Cecily slowed her steps and dropped her voice. ‘There were many suggested. I don’t even know them all. And finally, there was a Gascon noble she wanted to marry.’
‘She chose her own husband?’
She nodded.
He looked back up the stairs. Enguerrand and the Lady Isabella were no longer in sight. ‘I did not know she was a widow.’ That could change many things. A woman who had already known a man’s touch...
‘She isn’t. The king consented and all the arrangements were made, but when she went to board the ships, she...could not.’
‘She refused?’ He could not comprehend such a thing. The court of le roi Anglais was truly a strange place. ‘The king allowed that?’
‘The man had been her choice. So her father allowed her to change her mind.’ A rueful smile touched her lips. ‘The Lady Isabella is accustomed to getting her way in all things. No one tells her no.’
‘Not even the king?’ He knew little of women, but in his experience, they did as they were told. Perhaps les femmes Anglaise were different.
She shook her head. ‘She has a loving father and mother. They have given her everything she needed. Or wanted.’ Her words were wistful.
‘So she has everything she desires.’
Cecily shrugged.
‘And you, Countess? Did your parents give you everything you desired?’
She nodded, her smile quick but sad. ‘Until they died.’
He should not have reminded her of her loss, yet he felt a moment’s regret. He had lost his family years ago. Had he loved them? He could not remember.
‘Yet you have not wed either.’ Suddenly, he wanted to know why.
‘Only because the king has not yet selected my husband.
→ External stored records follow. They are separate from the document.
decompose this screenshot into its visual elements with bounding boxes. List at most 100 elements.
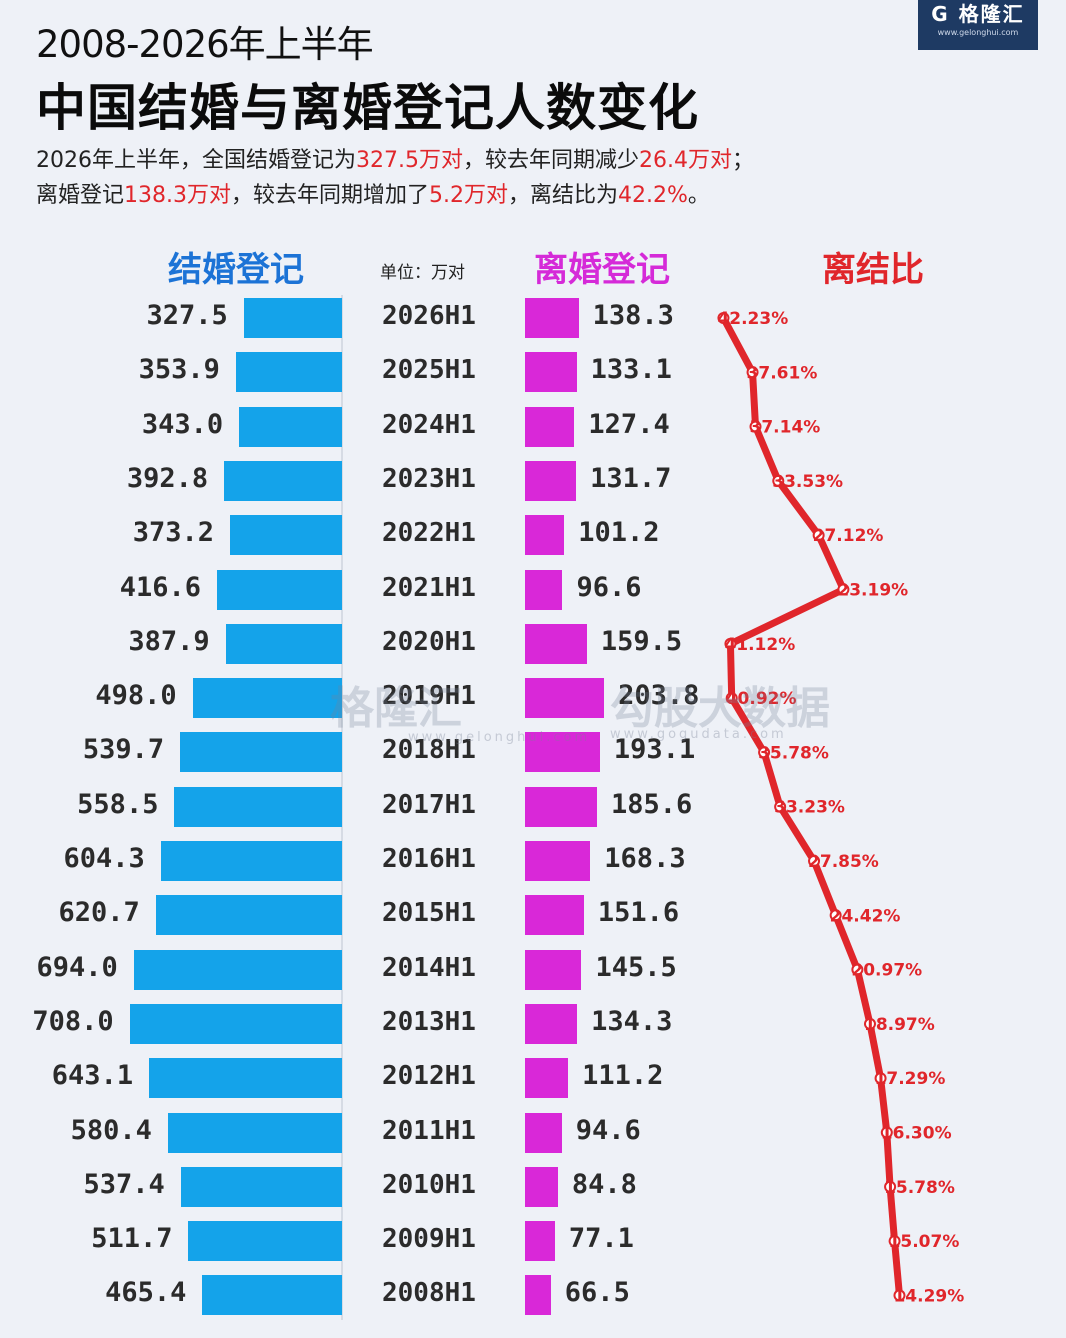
marriage-value-label: 580.4 [70,1114,152,1146]
summary-line2-segment: 离婚登记 [36,183,125,208]
divorce-value-label: 138.3 [592,300,674,331]
year-label: 2015H1 [382,898,476,929]
unit-label: 单位：万对 [380,263,465,283]
ratio-point [724,637,737,650]
divorce-value-label: 127.4 [588,408,670,440]
marriage-column-header: 结婚登记 [168,250,304,290]
year-label: 2014H1 [382,952,476,983]
divorce-column-header: 离婚登记 [534,250,670,290]
chart-subtitle: 2008-2026年上半年 [36,23,374,66]
divorce-value-label: 94.6 [575,1114,641,1146]
ratio-point [851,963,864,976]
marriage-bar [129,1003,342,1044]
summary-line2-segment: ，离结比为 [508,183,619,208]
ratio-column-header: 离结比 [822,250,924,290]
marriage-bar [180,1166,342,1207]
summary-line2-segment: 5.2万对 [429,183,509,208]
ratio-value-label: 16.30% [881,1124,952,1144]
year-label: 2016H1 [382,844,476,874]
marriage-value-label: 539.7 [82,734,165,766]
summary-line1-segment: ，较去年同期减少 [462,148,639,173]
marriage-bar [160,841,342,881]
marriage-value-label: 604.3 [63,843,145,874]
year-label: 2022H1 [382,518,476,549]
divorce-bar [525,1221,555,1262]
year-label: 2017H1 [382,789,476,820]
watermark-right: 勾股大数据 [610,683,830,734]
divorce-value-label: 111.2 [582,1060,664,1092]
divorce-value-label: 66.5 [564,1277,630,1309]
divorce-value-label: 101.2 [578,517,660,549]
ratio-value-label: 37.14% [750,418,821,438]
divorce-value-label: 151.6 [597,897,680,929]
divorce-bar [525,1003,578,1044]
summary-line-1: 2026年上半年，全国结婚登记为327.5万对，较去年同期减少26.4万对； [36,142,754,174]
ratio-point [880,1126,893,1139]
ratio-point [808,855,821,867]
marriage-value-label: 416.6 [119,571,202,603]
marriage-bar [230,515,342,556]
marriage-bar [225,623,342,664]
divorce-bar [525,460,577,501]
divorce-value-label: 185.6 [611,788,693,820]
ratio-value-label: 20.97% [851,961,922,981]
marriage-bar [202,1275,342,1316]
divorce-bar [525,678,605,719]
ratio-value-label: 27.12% [813,526,884,546]
divorce-value-label: 159.5 [600,625,683,657]
ratio-value-label: 42.23% [717,309,788,329]
chart-title: 中国结婚与离婚登记人数变化 [36,79,699,137]
marriage-bar [217,569,342,610]
ratio-value-label: 35.78% [758,743,829,763]
marriage-value-label: 343.0 [141,408,224,440]
ratio-point [874,1072,887,1085]
marriage-value-label: 620.7 [58,897,140,929]
marriage-value-label: 392.8 [126,462,209,494]
year-label: 2011H1 [382,1115,476,1146]
marriage-bar [224,460,342,501]
logo-name: 格隆汇 [958,2,1025,26]
ratio-point [888,1235,901,1248]
ratio-value-label: 15.07% [889,1232,960,1252]
divorce-value-label: 168.3 [604,843,686,874]
ratio-point [725,692,738,705]
ratio-point [863,1017,876,1030]
divorce-bar [525,786,597,827]
marriage-value-label: 558.5 [77,788,159,820]
ratio-point [758,746,771,759]
marriage-value-label: 373.2 [132,517,215,549]
watermark-right-url: www.gogudata.com [610,727,787,742]
divorce-value-label: 193.1 [613,734,696,766]
marriage-value-label: 353.9 [138,354,220,386]
logo-url: www.gelonghui.com [937,28,1019,37]
ratio-value-label: 40.92% [726,689,797,709]
ratio-point [893,1289,906,1302]
ratio-value-label: 24.42% [830,906,901,926]
marriage-value-label: 327.5 [146,300,228,331]
divorce-bar [525,352,577,393]
divorce-value-label: 145.5 [595,951,677,983]
summary-line2-segment: 42.2% [618,183,688,208]
summary-line1-segment: ； [732,148,755,173]
summary-line2-segment: 。 [687,183,710,208]
year-label: 2023H1 [382,463,476,494]
ratio-point [884,1180,897,1193]
marriage-axis-line [341,295,343,1320]
ratio-point [717,312,730,324]
logo-mark: G 格隆汇 [931,2,1025,26]
gelonghui-logo: G 格隆汇 www.gelonghui.com [918,0,1038,50]
year-label: 2018H1 [382,735,476,766]
marriage-bar [243,298,342,338]
marriage-bar [133,949,342,990]
watermark-left-url: www.gelonghui.com [408,730,591,745]
divorce-bar [525,732,600,773]
marriage-bar [149,1058,342,1099]
year-label: 2013H1 [382,1006,476,1037]
ratio-point [746,366,759,379]
marriage-value-label: 537.4 [83,1168,165,1200]
ratio-point [749,420,762,433]
marriage-bar [239,406,342,447]
year-label: 2021H1 [382,572,476,603]
marriage-bar [235,352,342,393]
I expect the man to be named by the end of the Christmas season.’
I hold the title, she had said, the first night they met. She, and her title, would be a prize for some nobleman. One far above a humble chevalier. He wondered, with a thought he refused to call jealousy, who the man would be.
‘So now,’ Lady Cecily said, in a tone that he now thought of as her ‘countess voice’, ‘I’ve told you about Lady Isabella. What is your plan?’
He must convince this woman he was doing something. ‘She sounds wilful and capricious.’ And thus, perhaps more dangerous than de Coucy had suspected. ‘Perhaps knowing that will cool his ardour.’
‘You shall not disparage her! Would you have me tell the princess vile tales about Lord de Coucy?’
‘You would find none. He is admired even by his enemies.’
‘The Lady Isabella has no enemies!’ As if there were nothing more to say. ‘She is the daughter of the king.’
‘If you will not let me speak ill of her, how am I to dampen his ardour?’
They had reached the top of the stairs and, ahead, saw Enguerrand enter a room. The princess followed.